Dr. Lang joined Associated Eye Care in 2006. He received his Doctor of Optometry degree from The New England College of Optometry in Boston, MA. He was a member of Beta Sigma Kappa Optometric Honor Society, and received several awards for excellence in patient care and contact lens expertise. Dr. Lang then completed a cornea and specialty contact lens residency in Boston, MA. Through this additional education, he gained expertise in dry eye and ocular diseases, therapeutic contact lenses and surgical co-management.
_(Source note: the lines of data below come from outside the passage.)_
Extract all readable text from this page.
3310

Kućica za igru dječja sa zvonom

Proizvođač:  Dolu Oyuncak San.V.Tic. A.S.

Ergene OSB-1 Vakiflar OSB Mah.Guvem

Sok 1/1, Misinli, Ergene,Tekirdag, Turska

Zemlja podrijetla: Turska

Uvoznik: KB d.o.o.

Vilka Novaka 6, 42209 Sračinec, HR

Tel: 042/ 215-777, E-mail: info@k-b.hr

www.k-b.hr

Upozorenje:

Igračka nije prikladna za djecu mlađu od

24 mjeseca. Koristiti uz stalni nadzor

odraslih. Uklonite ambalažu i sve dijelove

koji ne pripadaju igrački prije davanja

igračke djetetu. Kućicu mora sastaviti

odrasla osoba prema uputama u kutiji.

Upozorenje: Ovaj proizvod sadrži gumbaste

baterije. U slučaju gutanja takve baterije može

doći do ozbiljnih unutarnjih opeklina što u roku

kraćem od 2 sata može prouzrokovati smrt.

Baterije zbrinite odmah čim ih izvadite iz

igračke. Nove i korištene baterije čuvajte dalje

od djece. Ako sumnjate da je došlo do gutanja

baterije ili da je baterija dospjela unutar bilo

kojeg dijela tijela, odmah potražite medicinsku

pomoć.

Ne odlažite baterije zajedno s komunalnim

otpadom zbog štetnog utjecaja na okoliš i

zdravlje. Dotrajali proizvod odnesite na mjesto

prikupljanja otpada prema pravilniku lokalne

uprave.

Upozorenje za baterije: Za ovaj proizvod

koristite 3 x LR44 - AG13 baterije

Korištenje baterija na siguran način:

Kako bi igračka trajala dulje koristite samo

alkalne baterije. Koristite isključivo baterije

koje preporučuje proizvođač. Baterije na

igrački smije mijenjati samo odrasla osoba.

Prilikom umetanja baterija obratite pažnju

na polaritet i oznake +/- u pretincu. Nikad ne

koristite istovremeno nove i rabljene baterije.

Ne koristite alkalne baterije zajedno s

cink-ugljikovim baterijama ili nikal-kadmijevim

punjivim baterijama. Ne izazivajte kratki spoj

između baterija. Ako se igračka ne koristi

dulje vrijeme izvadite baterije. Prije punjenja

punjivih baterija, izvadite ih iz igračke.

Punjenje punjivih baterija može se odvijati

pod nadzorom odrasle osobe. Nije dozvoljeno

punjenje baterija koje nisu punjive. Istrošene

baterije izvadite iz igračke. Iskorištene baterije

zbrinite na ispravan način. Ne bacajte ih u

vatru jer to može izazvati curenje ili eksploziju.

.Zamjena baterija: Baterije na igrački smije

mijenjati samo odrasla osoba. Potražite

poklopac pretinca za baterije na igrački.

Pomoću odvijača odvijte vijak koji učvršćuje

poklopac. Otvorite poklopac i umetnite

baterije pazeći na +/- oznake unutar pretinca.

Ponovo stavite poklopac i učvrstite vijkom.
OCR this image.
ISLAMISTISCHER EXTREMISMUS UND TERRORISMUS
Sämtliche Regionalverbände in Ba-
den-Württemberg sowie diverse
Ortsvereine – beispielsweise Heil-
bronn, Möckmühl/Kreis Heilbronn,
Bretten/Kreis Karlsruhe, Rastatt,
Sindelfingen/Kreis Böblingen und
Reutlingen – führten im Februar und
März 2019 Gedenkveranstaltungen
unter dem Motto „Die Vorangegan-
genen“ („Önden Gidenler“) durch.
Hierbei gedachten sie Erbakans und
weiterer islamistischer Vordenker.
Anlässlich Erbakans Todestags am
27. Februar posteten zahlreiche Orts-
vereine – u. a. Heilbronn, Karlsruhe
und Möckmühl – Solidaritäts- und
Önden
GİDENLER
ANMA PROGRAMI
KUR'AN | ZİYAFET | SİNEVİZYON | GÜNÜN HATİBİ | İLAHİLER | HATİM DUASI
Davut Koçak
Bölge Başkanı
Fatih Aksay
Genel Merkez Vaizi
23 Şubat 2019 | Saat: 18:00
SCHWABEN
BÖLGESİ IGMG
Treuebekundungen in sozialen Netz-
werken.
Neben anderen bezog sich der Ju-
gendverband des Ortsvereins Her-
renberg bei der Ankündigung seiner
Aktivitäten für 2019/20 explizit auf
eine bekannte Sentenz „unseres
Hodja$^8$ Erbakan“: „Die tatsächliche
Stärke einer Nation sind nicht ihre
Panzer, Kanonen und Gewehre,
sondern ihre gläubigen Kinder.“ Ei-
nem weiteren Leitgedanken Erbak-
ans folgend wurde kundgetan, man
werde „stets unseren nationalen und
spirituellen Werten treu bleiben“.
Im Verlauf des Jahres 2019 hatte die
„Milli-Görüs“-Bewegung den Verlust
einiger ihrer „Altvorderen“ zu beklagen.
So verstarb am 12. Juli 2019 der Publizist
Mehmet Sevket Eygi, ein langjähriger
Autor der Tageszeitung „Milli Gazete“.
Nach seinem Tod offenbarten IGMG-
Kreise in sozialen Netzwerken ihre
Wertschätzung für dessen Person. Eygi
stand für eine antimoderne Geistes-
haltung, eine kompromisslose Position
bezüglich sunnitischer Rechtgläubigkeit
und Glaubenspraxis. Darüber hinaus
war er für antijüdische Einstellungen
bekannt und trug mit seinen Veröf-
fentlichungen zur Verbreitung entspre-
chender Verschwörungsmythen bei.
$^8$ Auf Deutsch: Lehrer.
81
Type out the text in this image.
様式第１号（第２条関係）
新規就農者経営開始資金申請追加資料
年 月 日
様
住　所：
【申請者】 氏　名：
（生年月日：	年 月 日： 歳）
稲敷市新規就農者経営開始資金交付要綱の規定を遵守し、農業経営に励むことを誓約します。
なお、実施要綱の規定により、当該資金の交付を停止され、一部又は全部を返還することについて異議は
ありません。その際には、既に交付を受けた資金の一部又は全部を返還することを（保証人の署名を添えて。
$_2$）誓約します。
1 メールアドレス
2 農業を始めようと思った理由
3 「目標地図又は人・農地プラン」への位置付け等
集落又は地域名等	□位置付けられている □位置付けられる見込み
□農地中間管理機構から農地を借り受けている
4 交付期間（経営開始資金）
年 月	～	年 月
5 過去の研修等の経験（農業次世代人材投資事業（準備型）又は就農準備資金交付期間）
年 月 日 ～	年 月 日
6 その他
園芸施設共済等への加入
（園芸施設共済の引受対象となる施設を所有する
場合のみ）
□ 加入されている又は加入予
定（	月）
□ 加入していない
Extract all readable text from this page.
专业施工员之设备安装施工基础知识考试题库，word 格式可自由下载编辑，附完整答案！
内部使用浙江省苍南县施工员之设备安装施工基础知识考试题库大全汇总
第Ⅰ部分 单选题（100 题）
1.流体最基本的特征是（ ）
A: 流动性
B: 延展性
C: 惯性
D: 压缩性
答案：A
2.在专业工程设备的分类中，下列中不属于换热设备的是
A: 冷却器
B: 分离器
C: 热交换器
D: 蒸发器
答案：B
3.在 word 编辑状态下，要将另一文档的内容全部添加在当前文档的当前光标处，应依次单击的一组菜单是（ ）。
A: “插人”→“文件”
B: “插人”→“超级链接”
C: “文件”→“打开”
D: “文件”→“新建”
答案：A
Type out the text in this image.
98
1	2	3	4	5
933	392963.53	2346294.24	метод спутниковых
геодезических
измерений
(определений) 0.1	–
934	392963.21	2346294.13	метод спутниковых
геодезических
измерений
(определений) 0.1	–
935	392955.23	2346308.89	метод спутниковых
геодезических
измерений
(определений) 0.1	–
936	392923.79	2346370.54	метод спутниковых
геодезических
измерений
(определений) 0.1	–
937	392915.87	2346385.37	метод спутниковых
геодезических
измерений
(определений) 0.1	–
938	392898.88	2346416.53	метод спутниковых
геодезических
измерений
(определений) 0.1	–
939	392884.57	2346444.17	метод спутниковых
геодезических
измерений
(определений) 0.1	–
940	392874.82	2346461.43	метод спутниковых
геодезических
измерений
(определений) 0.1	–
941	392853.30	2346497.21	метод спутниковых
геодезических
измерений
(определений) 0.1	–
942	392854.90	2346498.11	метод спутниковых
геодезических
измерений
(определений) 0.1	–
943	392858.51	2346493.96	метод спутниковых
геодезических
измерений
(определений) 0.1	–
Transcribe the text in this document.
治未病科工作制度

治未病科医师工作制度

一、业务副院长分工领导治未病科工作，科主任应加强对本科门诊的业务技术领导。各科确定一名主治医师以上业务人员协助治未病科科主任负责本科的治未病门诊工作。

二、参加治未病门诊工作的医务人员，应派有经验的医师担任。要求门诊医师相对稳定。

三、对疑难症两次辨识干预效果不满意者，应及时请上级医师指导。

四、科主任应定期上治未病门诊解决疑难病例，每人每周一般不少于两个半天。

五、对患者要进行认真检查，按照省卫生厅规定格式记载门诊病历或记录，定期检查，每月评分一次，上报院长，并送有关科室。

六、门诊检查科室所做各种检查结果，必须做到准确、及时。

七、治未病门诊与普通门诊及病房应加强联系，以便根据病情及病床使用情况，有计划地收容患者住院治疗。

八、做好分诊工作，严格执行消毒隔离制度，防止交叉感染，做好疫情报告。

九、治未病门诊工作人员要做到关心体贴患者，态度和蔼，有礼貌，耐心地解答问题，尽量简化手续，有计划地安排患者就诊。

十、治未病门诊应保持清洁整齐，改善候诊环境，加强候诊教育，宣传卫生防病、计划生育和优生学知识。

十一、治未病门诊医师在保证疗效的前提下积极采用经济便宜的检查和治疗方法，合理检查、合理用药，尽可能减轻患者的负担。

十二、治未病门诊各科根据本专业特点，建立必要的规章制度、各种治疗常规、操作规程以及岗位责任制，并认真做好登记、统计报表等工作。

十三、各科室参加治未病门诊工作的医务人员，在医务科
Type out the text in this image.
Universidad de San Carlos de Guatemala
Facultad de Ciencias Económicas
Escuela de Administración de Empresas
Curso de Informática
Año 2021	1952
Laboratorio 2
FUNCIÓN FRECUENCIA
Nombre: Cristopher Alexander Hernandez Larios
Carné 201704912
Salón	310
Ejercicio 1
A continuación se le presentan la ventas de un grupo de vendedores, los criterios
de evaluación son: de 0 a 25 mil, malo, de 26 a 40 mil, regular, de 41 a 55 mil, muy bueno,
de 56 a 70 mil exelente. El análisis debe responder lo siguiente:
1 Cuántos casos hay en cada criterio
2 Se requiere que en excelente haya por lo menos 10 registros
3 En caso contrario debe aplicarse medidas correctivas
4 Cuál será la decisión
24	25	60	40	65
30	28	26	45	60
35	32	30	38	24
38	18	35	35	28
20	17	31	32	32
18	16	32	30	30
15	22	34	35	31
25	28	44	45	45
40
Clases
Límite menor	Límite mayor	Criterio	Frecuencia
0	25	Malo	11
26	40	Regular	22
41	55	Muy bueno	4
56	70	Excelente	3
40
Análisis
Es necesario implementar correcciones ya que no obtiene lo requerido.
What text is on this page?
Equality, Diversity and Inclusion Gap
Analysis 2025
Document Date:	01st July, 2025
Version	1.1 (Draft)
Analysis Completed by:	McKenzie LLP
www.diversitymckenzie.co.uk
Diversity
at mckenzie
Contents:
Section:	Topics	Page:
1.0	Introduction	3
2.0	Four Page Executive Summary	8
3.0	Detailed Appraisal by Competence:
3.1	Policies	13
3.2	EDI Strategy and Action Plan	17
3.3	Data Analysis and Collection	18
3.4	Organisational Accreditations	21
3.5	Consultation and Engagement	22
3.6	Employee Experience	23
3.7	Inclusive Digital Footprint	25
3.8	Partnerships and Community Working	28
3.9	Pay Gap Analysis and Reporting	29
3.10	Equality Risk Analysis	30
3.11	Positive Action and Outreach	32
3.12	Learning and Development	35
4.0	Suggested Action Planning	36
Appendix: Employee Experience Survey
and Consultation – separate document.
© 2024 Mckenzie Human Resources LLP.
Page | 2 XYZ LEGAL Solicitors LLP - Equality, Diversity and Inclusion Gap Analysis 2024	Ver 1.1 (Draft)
Dr. Lang has been involved in dry eye clinical research and FDA trials for many years including medications and therapeutic devices. He writes articles for several publications on the topic and is actively involved in lecturing to colleagues at various meetings locally and nationally. He is a Diplomat of the American Board of Optometry, a fellow of the American Board of Optometry and an Adjunct Clinical Faculty for the Illinois College of Optometry, The Ohio State University and Salus University. He is the Medical Director of Dry Eye Services at Associated Eye Care and the Co-Director for Associated Eye Care’s optometric residency program. He is actively involved in lecturing on eye care innovations and research.

Dr. Lang, his wife and son enjoy snowshoeing, skiing and spending time outdoors. He also enjoys playing golf, fly-fishing, and fly-tying.